Kate é mais um exemplar da Netflix que tenta criar um John Wick para chamar de seu. A inspiração, ou no mínimo, o desejo de alcançar a trilogia dirigida pelo coordenador de dublês de Matrix, Chad Stahelski, é tão nítida que não só o título é também o nome da protagonista “exército de um homem (nesse caso, mulher) só” da vez, como é passada num universo recreativo às primeiras inspirações das irmãs Wachowski quando propuseram uma revolução do cinema de ação na década de 90, no caso, os animes cyberpunks e os filmes de ação de Hong Kong dominantes à época.

Kate até parece um longa encomendado por algoritmo, reunindo os ciclos de transformação realizados nesse cinema de lá para cá em um conglomerado genérico dessas referências modernizadas. No entanto, como qualquer bom filme de ação ou vingança, existem particularidades, resquícios de autoria do diretor Cedric Nicolas-Troyan – aparentemente é mais um desses diretores de estúdio, só que não tão fraco assim – trabalhando certos elementos isolados para conquistar uma experiência estimulante de momento. O ponto mais interessante, sem dúvidas, é a ideia da degradação da protagonista conforme o enredo, que não só parte de hematomas e feridas conquistadas nas linhas de combate como também do efeito da radiação a que ela é exposta, tornando seu corpo cada vez mais frágil e limitado, enquanto teoricamente os desafios vão se tornando maiores em sua missão.
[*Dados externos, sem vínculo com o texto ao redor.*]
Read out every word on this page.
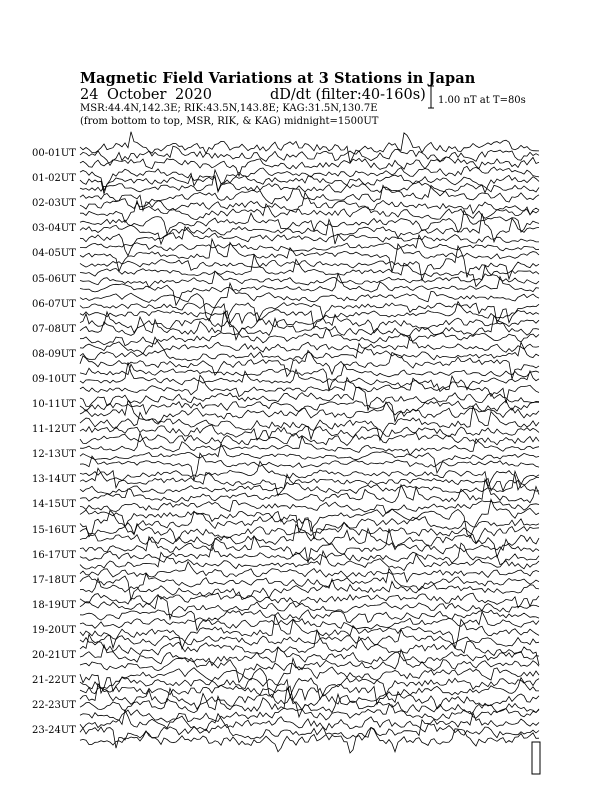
Magnetic Field Variations at 3 Stations in Japan
24 October 2020	dD/dt (filter:40-160s)
MSR:44.4N,142.3E; RIK:43.5N,143.8E; KAG:31.5N,130.7E
(from bottom to top, MSR, RIK, & KAG) midnight=1500UT
1.00 nT at T=80s
00-01UT
01-02UT
02-03UT
03-04UT
04-05UT
05-06UT
06-07UT
07-08UT
08-09UT
09-10UT
10-11UT
11-12UT
12-13UT
13-14UT
14-15UT
15-16UT
16-17UT
17-18UT
18-19UT
19-20UT
20-21UT
21-22UT
22-23UT
23-24UT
O fato de ela ser mulher também ajuda a trazer um refresco ao filme, por mais que hoje não seja raro se deparar com uma protagonizando um filme de ação – ainda bem –, Kate parece ter sido tirada dos anos oitenta, quando se começava a colocar as mulheres nesses papéis, de certo modo, ainda masculinizadas, para resolverem tudo como os brucutus da época, na mão, no braço, no físico. Seu lado de assassina de aluguel não tem elementos de espionagem que a façam utilizar-se da sensualidade de uma femme fatale para sair de encrencas ou ser uma arma a seu favor. Ela encara todos os desafios de frente, mas a superação acaba vindo da técnica em artes marciais e da capacidade objetiva de matar, e nem tanto da capacidade física, o que acaba distanciando um pouco desse rótulo masculinizado, embora seja refletido no que é colocado como arquétipo do novo brucutu masculino – tal como John Wick, nem de longe forte como Stallone ou Schwarzenegger da vida, mas coloca tanto medo quanto, pela efetividade.

Mary Elizabeth Winstead se sai muito bem nessa atuação de ampla exigência corpórea, dando bastante carisma à personagem sobre os mesmos moldes de sua principal referência, uma empatia vinda do “impressionar” com sua persona badass capaz de resolver qualquer situação, com o adendo das adversidades limitadoras. Através disso, o filme força uma conexão bastante vistosa com a criança sidekick, Ani (Miku Martineau), que a acompanha em parte da jornada. Além da mirim ser igualmente carismática, elas possuem muita química juntas na hora da ação, gerando um contraste de leveza eficiente em contraponto e tensão criadas pelas circunstâncias da premissa. Pelo menos nos dois primeiros atos, o filme consegue se sustentar muito bem numa progressão objetiva das sequências de adrenalina, dirigidas pela ótima coreografia, valorizadas em plano aberto – que consequentemente valorizam a ambientação néon de ampla vivacidade nos arredores dos acontecimentos –, mas ainda filmadas em momentos pontuais com aproximação e tremelique, puxando a urgência da urbanização nos moldes Jason Bourne.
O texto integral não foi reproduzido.